Modern ulus-devletler de işte bu bitmez tükenmez yersizleşme ve yeniden yerleşme çabalarıyla dolu ve hiçbirimiz bundan muaf değiliz. Baskı ve zulümle, veya çaresizlik içinde isyan ederek ya da öğrenilmiş ve kamçılanan bir duygu eşliğinde yeniye duyduğumuz arzuyla yer değiştiriyoruz, yerimizden ediliyoruz.

Bu devletler, yerlerinden edilmiş ve yeni yerlerini hiçbir zaman tam olarak “yer” edinememiş insanlar cehennemi adeta... Sovyet totalitarizminin sürdüğü ve uçsuz bucaksız Sibirya topraklarında kaybolmuş Kırım ve Ahıska Türkleri; Fransa’nın sömürgelerinden söktüğü ve büyük şehirlerin banliyölerinde öfkeyi dil haline getiren Araplar; İttihat Terakki’nin “tehcire” tâbi tuttuğu, soyları Anadolu’da neredeyse tükenen ve yaslarına saygı duyulmasını bekleyen Türkiyeli Ermeniler, hayatlarının anlamı 1915’e sıkışmış olan diasporadaki Ermeniler; köklerini kurutmak için Nazi Almanyası’nın her türlü “bilimsel tekniğe” başvurduğu Yahudiler ve onların kurduğu İsrail devletinin yerlerinden ettiği Filistinliler; Ermenistan devletinin Hocali katliamından kurtulabilen Azeri “kaçkınlar”; “vatan-millet” kalkanının arkasına saklanan T.C. devletinin savaş lordları tarafından köyleri zorla boşaltılıp, dağları ya da büyük şehirleri ev yapan Kürtler ve daha niceleri acılar ve travmalar içinde yerlerini aramaya devam ediyorlar.

Zulümle yerlerini kaybeden toplulukların yeni yerlerini, içinde oturmaya çalıştıkları kimlikleri inşa etmeleri ve huzurla yaşamaları hiç kolay değil.
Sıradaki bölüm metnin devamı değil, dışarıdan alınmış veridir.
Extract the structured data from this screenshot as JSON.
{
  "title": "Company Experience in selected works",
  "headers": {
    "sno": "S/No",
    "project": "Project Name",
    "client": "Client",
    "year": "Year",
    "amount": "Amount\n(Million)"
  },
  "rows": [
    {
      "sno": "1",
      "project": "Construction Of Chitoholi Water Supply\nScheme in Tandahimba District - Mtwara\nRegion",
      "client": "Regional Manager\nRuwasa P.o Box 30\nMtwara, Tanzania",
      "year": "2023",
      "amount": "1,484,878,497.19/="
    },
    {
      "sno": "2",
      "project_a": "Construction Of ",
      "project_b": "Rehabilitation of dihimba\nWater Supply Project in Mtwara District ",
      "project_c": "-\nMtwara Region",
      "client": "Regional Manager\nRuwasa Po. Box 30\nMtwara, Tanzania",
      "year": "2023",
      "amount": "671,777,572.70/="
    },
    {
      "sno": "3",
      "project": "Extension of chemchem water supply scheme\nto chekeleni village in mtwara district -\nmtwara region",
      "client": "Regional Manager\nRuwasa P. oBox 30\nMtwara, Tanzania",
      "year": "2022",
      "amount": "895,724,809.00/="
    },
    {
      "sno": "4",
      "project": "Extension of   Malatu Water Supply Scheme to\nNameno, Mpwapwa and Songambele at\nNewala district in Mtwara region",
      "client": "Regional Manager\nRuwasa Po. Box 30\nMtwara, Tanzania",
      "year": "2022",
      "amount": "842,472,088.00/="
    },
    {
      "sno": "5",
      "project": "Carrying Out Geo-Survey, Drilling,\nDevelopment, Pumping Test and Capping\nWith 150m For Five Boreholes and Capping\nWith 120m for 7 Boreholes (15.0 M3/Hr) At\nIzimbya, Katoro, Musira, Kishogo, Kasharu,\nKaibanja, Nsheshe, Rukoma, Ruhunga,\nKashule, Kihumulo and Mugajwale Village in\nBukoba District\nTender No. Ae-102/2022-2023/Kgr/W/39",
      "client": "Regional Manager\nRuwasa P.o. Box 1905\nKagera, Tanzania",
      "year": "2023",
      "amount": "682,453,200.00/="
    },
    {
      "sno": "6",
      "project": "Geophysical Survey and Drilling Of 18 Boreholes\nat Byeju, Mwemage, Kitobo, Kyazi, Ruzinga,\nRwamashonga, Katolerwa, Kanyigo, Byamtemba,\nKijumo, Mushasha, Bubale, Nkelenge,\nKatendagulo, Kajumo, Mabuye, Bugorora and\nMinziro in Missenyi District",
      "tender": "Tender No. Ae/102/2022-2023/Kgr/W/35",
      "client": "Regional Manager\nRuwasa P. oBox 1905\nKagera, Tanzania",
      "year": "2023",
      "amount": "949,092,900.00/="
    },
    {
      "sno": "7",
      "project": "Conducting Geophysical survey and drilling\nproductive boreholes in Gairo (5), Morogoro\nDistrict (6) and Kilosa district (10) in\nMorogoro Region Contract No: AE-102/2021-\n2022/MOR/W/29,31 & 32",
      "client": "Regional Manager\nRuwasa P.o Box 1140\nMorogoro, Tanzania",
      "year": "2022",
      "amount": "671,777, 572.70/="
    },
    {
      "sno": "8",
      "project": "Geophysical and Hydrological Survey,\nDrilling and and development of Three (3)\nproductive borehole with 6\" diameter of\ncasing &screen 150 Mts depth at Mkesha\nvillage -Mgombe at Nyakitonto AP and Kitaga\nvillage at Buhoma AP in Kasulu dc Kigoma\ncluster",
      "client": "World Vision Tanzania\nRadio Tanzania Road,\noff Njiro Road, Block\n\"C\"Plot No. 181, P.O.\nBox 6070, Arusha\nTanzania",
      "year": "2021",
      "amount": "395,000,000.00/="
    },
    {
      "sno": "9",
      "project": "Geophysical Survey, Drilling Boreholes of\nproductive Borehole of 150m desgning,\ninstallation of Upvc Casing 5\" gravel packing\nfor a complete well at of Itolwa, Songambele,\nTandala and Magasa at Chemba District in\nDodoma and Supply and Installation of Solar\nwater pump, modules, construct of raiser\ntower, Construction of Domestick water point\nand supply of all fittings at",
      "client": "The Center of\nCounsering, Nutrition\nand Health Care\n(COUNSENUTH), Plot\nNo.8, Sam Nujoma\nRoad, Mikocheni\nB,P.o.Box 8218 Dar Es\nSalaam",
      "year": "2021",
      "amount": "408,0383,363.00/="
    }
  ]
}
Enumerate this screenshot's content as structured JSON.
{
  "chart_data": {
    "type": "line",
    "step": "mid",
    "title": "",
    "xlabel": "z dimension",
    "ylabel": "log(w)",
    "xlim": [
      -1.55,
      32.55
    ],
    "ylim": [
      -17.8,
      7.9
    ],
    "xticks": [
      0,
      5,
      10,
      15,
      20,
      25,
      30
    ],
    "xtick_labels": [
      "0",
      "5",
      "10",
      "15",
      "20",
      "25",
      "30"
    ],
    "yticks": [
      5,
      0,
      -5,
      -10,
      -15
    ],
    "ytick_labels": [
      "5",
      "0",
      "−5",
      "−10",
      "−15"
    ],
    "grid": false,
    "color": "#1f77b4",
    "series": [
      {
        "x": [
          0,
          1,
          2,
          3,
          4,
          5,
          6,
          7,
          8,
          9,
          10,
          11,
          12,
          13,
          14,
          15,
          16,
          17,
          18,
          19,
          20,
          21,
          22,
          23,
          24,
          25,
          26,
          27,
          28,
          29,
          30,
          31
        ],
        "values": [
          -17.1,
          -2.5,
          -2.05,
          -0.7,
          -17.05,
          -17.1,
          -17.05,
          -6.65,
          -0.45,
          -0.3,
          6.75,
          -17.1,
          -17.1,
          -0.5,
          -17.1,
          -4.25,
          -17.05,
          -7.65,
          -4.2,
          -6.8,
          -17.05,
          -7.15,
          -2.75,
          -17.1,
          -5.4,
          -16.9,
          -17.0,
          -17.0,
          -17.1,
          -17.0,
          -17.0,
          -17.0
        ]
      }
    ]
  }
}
Topluluk içindeki bireylerin, grupların yeni yerlerini ev yapma çabasında bazen, geçmiş, folklorik bir süsten öteye gitmeyebiliyor. Veya siyasal asimilasyonun altında topluluk kültürel bir cemaat özelliği üretebiliyor. Ya da onları yerlerinden edenlere duyulan öfke, yeni yerleşilen yere mutlak bir asimilasyonu getirebiliyor ve asimilasyonist dilin tahammül edemediği her türlü farklılık talebi bu kesimlerin öfkesine maruz kalabiliyor.

Mesela Türkiye’ye göç eden bir Bulgaristan ya da Makedonya Türk’ü ya da daha da bariz olarak, Çin devletinin zulmünden kurtulup Türkiye’ye gelen Uygur kökenli bir Türkiye vatandaşı, onlara kucak açan bu “kutsal” devlete karşı Kürtlerin isyan etmelerine tahammül edemeyebiliyor.

İnsanlar kaybettikleri topraklara bir daha geri dönememe duygusunu ağır bir şekilde yaşıyorlar. Ve kendilerine yer edinirken, bu yeni yeri de kaybetme korkusuyla, o yere sonuna kadar –o yerin yarattığı haksızlıklara rağmen- her şeyiyle sahip çıkmaya yönelmeleri anlaşılabilir bir şey. Ancak, terk edilen ülkelerdeki haksızlıklara dair tecrübenin başkaları için de geçerli olabileceğini görmemek daha zor anlaşılıyor. Adeta geçmişteki tecrübe sadece kendi “yer”ini kurmak için işlevselleşiyor; “biz”i kuran bu tür bir yerin başkaları için de geçerli olabileceği fikri reddediliyor.

Bu, bir tür çaresizlik hâli aslında. Ancak hem 21 Mayıs 1864’te uğradıkları “Çerkes sürgünü” ile ve bu topraklarda Osmanlı tarafından sağa sola serpiştirilmiş olmakla beslenen hafızalarıyla kendilerine dair bir yere sahip çıkan, hem de “Demokratik devlet Güneş gibidir, ışığını verirken çiçek ayırmaz” diyerek devletten herkesin hafızası ve dili için saygı talep eden DİÇEG vasıtasıyla bu çaresizliğin kader olmadığını görmek mümkün.